JasonWalker 2023-11-03 12:18:40 UTC #2

Probably better to put your exceptions in a string set, and then check for users not contained in the set.

JasonWalker 2023-11-03 13:22:19 UTC #3

I’d begin by finding the home directories of interest - which will be items 1 of it of this list…
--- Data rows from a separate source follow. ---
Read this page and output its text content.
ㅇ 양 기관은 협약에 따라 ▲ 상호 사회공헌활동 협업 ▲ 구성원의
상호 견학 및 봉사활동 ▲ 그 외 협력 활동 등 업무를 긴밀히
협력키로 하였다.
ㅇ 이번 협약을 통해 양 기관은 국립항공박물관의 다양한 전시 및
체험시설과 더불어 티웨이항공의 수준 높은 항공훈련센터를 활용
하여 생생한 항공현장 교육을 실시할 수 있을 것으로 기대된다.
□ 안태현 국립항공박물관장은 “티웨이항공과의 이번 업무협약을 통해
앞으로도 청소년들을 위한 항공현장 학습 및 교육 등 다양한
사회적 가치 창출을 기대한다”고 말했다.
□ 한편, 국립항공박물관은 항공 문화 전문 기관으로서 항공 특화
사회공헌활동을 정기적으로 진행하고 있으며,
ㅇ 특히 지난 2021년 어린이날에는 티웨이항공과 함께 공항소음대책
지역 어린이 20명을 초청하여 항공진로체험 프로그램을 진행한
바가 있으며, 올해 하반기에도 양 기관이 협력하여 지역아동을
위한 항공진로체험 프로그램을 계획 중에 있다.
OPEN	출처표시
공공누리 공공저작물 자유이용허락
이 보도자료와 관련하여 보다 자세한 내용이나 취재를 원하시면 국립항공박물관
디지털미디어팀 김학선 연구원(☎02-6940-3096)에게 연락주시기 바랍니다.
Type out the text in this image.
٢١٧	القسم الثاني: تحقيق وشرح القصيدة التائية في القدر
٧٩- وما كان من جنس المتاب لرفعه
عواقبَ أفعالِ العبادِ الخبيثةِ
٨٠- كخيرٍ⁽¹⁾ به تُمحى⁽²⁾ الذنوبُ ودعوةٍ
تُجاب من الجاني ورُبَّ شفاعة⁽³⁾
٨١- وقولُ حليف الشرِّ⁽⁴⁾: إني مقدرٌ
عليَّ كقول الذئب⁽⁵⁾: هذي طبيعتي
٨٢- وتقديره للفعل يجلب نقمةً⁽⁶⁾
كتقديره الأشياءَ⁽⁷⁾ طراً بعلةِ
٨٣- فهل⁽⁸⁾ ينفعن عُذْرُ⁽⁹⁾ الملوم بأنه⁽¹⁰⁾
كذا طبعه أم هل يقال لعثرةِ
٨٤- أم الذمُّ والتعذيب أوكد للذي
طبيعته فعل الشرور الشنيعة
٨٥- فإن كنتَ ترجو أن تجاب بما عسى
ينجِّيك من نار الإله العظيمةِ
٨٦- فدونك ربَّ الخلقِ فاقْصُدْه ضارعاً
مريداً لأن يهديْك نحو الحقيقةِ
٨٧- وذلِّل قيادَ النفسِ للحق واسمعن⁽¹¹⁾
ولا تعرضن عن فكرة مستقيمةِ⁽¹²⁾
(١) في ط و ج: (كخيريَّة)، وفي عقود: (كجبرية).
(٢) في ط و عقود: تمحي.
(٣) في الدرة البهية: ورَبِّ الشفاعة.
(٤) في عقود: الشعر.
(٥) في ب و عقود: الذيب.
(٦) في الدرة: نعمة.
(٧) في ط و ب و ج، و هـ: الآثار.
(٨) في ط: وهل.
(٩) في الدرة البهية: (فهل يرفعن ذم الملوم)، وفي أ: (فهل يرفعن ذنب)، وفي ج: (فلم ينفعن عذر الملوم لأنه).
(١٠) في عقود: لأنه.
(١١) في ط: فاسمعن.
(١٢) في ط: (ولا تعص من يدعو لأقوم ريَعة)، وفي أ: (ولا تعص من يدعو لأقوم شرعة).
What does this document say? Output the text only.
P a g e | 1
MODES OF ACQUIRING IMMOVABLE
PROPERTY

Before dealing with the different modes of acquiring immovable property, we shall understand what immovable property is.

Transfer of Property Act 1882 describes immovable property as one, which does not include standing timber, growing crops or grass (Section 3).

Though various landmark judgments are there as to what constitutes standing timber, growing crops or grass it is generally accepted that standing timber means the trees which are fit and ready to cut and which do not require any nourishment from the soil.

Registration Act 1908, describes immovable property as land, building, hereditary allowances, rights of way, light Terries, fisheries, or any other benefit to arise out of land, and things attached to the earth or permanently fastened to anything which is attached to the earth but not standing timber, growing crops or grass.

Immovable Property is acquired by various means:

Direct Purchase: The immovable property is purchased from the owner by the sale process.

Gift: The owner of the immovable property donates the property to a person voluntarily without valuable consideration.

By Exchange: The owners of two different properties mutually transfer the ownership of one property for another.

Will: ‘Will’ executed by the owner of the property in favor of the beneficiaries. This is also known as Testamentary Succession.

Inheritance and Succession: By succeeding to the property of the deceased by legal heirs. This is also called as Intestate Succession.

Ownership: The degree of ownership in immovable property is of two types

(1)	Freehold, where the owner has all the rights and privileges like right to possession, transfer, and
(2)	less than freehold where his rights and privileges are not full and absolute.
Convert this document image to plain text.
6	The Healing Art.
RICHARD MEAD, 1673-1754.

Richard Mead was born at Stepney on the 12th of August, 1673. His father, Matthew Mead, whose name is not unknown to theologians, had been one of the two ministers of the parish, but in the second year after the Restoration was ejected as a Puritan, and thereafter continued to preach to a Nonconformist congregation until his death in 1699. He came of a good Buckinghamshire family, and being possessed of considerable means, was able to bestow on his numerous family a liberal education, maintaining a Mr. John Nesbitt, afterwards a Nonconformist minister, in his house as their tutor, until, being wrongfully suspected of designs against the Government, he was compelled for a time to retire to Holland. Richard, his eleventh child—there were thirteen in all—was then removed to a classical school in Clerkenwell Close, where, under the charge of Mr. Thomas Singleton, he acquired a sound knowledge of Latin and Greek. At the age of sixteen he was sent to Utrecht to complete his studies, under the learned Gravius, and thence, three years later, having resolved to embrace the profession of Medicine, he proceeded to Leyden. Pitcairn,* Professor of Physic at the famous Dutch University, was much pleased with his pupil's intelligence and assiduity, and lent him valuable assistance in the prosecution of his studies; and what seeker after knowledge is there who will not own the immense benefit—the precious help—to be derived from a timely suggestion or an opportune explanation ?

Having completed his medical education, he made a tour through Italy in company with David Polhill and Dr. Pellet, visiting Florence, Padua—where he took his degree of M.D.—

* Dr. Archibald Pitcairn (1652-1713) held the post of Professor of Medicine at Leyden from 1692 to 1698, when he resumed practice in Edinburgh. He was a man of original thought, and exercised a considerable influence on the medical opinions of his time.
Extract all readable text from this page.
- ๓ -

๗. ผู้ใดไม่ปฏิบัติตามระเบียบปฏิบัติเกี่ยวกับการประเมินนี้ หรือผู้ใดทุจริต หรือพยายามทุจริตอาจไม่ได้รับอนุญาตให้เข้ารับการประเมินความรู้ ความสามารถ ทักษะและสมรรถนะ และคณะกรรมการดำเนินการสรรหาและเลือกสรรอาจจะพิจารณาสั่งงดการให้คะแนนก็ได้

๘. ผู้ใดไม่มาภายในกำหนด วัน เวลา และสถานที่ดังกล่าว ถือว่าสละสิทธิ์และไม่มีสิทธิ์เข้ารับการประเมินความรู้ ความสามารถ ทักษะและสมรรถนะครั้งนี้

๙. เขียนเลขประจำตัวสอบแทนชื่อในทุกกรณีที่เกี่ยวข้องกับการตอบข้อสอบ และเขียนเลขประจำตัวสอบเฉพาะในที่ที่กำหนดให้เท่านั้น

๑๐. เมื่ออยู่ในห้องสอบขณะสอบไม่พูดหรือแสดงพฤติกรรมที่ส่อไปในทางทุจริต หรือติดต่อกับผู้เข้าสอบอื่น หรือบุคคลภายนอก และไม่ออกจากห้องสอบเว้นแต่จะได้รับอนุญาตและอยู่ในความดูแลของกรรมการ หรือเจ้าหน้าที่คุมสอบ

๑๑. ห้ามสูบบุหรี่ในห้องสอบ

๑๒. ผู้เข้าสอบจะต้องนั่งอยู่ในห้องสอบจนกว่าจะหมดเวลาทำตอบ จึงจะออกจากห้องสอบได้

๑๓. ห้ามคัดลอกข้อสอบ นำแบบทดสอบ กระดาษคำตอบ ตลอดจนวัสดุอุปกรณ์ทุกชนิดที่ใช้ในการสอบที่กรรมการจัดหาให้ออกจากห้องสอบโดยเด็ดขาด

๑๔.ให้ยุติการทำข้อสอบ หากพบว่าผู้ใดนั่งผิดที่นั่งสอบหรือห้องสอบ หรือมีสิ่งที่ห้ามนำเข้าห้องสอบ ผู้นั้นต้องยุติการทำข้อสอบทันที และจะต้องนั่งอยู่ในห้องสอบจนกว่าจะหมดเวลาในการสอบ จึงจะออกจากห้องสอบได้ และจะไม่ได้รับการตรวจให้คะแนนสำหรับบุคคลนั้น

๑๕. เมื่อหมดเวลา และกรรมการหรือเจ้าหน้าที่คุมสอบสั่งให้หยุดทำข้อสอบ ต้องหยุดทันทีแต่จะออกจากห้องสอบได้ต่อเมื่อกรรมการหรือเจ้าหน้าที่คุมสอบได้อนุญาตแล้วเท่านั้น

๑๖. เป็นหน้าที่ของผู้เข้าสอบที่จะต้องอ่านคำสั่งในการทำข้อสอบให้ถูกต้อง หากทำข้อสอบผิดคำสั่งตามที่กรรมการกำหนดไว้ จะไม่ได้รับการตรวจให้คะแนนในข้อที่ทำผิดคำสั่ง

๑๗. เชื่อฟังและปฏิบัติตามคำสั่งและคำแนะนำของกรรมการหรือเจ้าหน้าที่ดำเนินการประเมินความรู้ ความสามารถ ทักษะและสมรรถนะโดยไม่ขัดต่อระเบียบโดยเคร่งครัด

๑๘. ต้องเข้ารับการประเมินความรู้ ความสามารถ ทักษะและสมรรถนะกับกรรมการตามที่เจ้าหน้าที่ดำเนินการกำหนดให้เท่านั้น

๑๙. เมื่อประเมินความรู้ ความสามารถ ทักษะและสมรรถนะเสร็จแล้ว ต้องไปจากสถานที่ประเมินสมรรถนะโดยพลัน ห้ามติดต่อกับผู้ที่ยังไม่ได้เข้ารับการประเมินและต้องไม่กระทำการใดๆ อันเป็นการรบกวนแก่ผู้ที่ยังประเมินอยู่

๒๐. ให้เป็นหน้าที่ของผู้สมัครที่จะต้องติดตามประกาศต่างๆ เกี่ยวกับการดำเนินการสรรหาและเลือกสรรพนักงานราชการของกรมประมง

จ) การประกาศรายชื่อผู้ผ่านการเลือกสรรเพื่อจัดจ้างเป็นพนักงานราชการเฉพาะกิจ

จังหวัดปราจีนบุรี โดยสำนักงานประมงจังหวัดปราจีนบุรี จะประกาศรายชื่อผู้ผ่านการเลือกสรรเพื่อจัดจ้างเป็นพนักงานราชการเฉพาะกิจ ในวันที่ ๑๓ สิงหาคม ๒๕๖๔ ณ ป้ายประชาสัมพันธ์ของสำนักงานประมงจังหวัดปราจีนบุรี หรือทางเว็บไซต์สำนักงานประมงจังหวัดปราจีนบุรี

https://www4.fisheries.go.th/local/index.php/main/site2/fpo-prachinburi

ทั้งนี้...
Q: (item 0 of it, item 1 of it) of (/* username */ item 0 of item 0 of it, /* homedir */ item 1 of item 0 of it, /* exception set */ item 1 of it) whose ( /* remove users who are in the exceptions set */ item 0 of it is not contained by item 2 of it) of ((/* username field */ parenthesized parts 1 of it, /* homedir field */ parenthesized parts 6 of it) of (matches (regex "^(.*):(.*):(.*):(.*):(.*):(.*):(.*)$") of it) of lines of files "/etc/passwd", it /* set of exceptions */) of set of ("root"; "halt"; "sync"; "shutdown"; "ebizrt"; "prod"; "bms"; "squid"; "release"; "tsgops"; "searchUser"; "snm"; "sync" /* add more exceptions here */)
A: bin, /bin
A: daemon, /sbin
A: adm, /var/adm
A: lp, /var/spool/lpd
A: mail, /var/spool/mail
A: operator, /root
A: games, /usr/games
A: ftp, /var/ftp
A: nobody, /
A: dbus, /
A: systemd-coredump, /
A: systemd-resolve, /
A: tss, /dev/null
A: polkitd, /
....

vk.khurava 2023-11-04 05:55:26 UTC #4

Thanks @JasonWalker ! But my question is in reg. of fixlet ID # 126441 Ensure users’ home directories permissions are 750 or more restrictive User and Group Settings CIS Checklist for RHEL 7

Wanted to increase highlighted scope below -

(not exists 1 whose (exists (concatenation ", " of (it as string) of ((((group write of it = False) and (other read of it = False)) and (other write of it = False)) and (other execute of it = False)) of (folders (it)) of (substrings separated by “:” of parenthesized part 6 of it) of ((matches (regex “^(.):(.):(.):(.):(.):(.):(.)$") whose (exist matches (regex "^.”) of parenthesized part 1 of it) of lines of (if exists file “/etc/passwd” then file “/etc/passwd” else error “no file: /etc/passwd”)) whose (not (exist matches (regex “^(root|halt|sync|shutdown)”) of parenthesized part 1 of it))) whose (not (exist matches (regex “(/sbin/nologin|/usr/sbin/nologin|/bin/false)”) of parenthesized part 7 of it))) whose (number of substrings separated by ", " whose (it is not “”) whose (it as boolean is False) of it = 0)))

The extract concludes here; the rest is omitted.